On Nov. 13, United States bankruptcy judge Michael Kaplan ordered the end of an automatic holding placed on proceedings between the two firms. FTX debtors can now pursue their “arguments, defenses, counterclaims, setoffs, or otherwise” concerning the BlockFi claims in the FTX bankruptcy proceeding.
Both entities filed for Chapter 11 bankruptcy status in November of 2022, after the implosion of FTX at the beginning of that month. BlockFi is estimated to have had around $355 million in funds frozen on the FTX platform, with an additional $671 million owed by Alameda Research.
The order also said that FTX debtors would have no right to “receive an affirmative distribution from the BlockFi Debtors” and that both parties should file a mediation with the Delaware Bankruptcy court as soon as possible.
Once such a mediation is filed, mediation will begin “no later” than Dec. 24, 2023.
The CEO of BlockFi, Zac Prince, testified against Sam Bankman-Fried, the former CEO of FTX, during his five-week criminal trial in which he was found guilty on all seven counts.
Prince and the BlockFi team presented evidence on Oct. 13 that had FTX not gone under, BlockFi would not have had to file for bankruptcy, regardless of the ongoing bear market conditions.
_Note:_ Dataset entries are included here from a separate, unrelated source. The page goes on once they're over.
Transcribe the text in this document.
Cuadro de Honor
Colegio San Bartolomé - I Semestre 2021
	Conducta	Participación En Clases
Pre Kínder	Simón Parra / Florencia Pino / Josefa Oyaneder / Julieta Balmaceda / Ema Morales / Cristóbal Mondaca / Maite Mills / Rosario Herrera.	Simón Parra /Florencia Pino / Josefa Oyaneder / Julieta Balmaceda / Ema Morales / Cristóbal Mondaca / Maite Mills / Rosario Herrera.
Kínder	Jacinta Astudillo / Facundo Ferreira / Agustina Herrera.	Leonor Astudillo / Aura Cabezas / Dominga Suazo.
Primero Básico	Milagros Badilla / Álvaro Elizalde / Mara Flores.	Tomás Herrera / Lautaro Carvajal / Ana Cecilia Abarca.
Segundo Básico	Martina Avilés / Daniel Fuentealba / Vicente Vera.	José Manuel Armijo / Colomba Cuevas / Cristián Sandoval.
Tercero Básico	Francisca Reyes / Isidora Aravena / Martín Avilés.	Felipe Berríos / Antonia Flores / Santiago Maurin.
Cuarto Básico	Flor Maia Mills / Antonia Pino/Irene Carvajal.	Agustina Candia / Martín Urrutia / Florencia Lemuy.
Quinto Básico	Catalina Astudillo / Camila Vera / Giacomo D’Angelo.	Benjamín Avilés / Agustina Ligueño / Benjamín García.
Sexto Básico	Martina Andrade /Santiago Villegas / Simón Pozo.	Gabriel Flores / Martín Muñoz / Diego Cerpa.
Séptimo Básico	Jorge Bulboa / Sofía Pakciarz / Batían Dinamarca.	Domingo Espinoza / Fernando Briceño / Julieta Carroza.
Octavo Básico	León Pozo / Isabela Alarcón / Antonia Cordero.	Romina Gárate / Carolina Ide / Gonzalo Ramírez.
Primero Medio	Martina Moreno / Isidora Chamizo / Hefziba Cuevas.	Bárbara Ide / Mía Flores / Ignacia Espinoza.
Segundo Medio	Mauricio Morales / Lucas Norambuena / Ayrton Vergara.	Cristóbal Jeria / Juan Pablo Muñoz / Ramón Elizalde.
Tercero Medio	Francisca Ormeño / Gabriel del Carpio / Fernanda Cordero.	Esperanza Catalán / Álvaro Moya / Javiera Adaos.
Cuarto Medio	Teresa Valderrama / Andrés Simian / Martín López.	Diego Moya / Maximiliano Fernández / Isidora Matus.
The company lost “a little over a billion dollars.”
BlockFi was allowed by the court in August to repay U.S.-based Wallet customers, though at the time withdrawals were not permitted. Shortly after, in September, BlockFi creditors approved a bankruptcy restructuring plan, which was then approved by the court on Sept. 26.
On Oct. 24, BlockFi released a blog post saying it will begin to pay back some of its creditors and that withdrawals “are currently available to nearly all Wallet customers.”